Formenti et al. [29] have assembled a highly contiguous genome assembly using single molecule real-time (SMRT) DNA sequencing and Bionano optical map technologies for the European subspecies (Hirundo rustica rustica). The assembly of the genome, which was performed entirely on the Marconi CINECA HPC supercomputer occupied 3840 central processing unit (CPU) hours and a total amount of 2.2 Tb of random access memory (RAM) for reads correction, 768 CPU hours and 1.1 Tb of RAM for the trimming steps, and 3280 CPU hours and 2.2 Tb of RAM for the assembly phase. The entire process was completed in less than 5 days on the CINECA HPC platform, while re-analysis of the same data on a local server required more than 80 days (Matteo Chiara, personal communication) at full computational capacity.
After removal of haplotigs, the final assembly resulted in approximately 1.21 Gbp in size, with a scaffold N50 value of more than 25.95 Mbp, representing a considerable improvement over the previously reported assembly [30]. Systematic comparisons of this high quality draft genome assembly of H. rustica with a collection of closely and distantly related bird genomes provide phylogenomics profiles of structural rearrangements and gene losses/gene duplications. The approach used for the assembly of the barn swallow genome, while attesting to the effectiveness of SMRT sequencing combined with DLS optical mapping for the assembly of vertebrate genomes, provides an invaluable asset for population genetics and genomics in the barn swallow and for comparative genomics in birds. Full description of this work can be read in [29].

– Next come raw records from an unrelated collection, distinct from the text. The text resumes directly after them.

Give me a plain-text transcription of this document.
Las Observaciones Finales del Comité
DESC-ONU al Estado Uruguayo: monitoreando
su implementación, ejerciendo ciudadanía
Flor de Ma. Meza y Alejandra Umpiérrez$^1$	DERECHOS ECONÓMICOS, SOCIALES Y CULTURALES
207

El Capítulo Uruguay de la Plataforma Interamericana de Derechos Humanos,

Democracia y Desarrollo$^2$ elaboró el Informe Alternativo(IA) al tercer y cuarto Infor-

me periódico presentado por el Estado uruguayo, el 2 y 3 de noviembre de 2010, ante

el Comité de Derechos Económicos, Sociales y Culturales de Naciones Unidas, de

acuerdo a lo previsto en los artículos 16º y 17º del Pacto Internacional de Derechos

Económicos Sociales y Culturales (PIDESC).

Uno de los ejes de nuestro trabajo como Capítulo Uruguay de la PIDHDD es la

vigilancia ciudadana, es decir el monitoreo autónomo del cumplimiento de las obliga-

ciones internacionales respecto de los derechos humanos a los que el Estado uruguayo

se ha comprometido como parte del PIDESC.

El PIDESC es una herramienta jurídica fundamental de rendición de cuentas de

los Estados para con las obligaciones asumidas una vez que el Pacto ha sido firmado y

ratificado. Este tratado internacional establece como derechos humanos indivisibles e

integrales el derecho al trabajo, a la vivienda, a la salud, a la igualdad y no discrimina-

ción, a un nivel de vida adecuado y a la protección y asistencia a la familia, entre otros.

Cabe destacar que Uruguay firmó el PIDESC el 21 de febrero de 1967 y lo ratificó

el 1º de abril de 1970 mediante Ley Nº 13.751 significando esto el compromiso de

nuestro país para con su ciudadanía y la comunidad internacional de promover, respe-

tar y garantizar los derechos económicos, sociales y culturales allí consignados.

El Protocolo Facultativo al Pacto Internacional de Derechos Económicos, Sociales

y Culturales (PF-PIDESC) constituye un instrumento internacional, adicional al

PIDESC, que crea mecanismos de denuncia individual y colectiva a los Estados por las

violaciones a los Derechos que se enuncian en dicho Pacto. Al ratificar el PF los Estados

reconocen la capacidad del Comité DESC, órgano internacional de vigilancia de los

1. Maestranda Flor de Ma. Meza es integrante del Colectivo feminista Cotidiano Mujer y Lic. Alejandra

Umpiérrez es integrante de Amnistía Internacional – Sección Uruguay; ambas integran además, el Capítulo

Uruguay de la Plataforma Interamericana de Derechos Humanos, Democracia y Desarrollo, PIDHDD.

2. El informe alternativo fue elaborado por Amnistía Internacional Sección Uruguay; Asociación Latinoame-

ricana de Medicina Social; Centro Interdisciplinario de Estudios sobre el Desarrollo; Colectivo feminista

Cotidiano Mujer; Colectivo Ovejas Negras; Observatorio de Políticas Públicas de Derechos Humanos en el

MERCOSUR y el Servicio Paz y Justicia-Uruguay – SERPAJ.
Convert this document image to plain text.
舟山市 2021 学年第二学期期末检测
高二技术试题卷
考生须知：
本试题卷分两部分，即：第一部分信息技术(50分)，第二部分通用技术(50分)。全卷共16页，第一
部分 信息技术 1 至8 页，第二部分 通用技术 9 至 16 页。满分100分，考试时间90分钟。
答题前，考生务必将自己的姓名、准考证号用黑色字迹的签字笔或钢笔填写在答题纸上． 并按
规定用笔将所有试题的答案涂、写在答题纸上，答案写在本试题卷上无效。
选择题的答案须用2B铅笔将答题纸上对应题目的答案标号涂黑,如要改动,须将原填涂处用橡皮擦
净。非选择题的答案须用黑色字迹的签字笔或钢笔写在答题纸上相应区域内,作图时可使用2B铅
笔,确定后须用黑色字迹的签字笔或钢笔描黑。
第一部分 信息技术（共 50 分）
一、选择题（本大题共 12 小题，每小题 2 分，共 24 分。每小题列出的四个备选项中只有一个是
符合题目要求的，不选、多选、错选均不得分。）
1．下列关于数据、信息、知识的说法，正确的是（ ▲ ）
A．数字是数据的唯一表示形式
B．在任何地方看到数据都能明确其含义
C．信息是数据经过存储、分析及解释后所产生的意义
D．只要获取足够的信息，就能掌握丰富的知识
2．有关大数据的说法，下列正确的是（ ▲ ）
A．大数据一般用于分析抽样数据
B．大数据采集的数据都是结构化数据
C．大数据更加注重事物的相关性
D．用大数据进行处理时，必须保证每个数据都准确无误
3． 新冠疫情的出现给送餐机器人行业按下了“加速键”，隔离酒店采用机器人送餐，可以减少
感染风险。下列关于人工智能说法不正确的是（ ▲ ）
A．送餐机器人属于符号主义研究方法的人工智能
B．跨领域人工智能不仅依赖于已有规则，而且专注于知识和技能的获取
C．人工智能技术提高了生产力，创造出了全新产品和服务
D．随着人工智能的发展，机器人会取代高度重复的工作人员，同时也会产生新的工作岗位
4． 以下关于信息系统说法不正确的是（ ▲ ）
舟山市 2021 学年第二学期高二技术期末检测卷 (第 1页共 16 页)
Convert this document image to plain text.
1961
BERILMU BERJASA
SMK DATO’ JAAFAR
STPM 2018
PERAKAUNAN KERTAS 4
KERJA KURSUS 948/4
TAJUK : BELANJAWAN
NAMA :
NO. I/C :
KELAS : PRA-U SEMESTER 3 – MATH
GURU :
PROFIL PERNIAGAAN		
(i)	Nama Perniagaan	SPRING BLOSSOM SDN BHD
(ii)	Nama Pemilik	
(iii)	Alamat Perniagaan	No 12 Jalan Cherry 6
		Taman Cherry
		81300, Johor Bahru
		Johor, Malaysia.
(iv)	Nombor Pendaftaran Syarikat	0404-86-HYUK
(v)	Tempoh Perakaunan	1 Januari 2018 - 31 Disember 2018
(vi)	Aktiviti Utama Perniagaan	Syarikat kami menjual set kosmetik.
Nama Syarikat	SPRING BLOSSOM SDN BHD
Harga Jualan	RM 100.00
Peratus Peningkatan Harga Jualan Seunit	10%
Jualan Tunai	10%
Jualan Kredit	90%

Massive NGS data analysis reveals hundreds of potential novel gene fusions in human cell lines
One of the genetic alterations that are linked to cancer development in addition to single nucleotide mutations are gene fusions deriving from chromosome rearrangements. The availability of sequence data from NGS techniques has made possible the discovery of a huge amount of such alterations. However, current algorithms for fusion detection either have high false positive result rates or miss some real events. Hence, it is very important to be able to run and compare the results of several algorithms, with different discovery properties.
Gioiosa et al. [31] have extensively carried out the analysis of 935 paired-end RNA-sequencing experiments downloaded from the Cancer Cell Line Encyclopedia repository (CCLE),Footnote 10 for a total of 32 TB of input raw data. The aim was addressing novel putative cell-line specific gene fusion events in human malignancies. Four gene fusion detection algorithms were launched on the CCLE samples to detect gene fusion events, for a total of 500 k core/hours. Furthermore, a prioritization analysis was performed by running a Bayesian classifier that adds an in silico validation on detected events. The collection of fusion events supported by all of the predictive algorithms provides a robust dataset of ∼1700 in silico novel candidates among gene fusion events. These data have been stored, collected and integrated with other external resources within the LiGeA portal (cancer cell LInes Gene fusion portAl),Footnote 11 where they are browsable and freely downloadable. Full description of this work can be found in [31].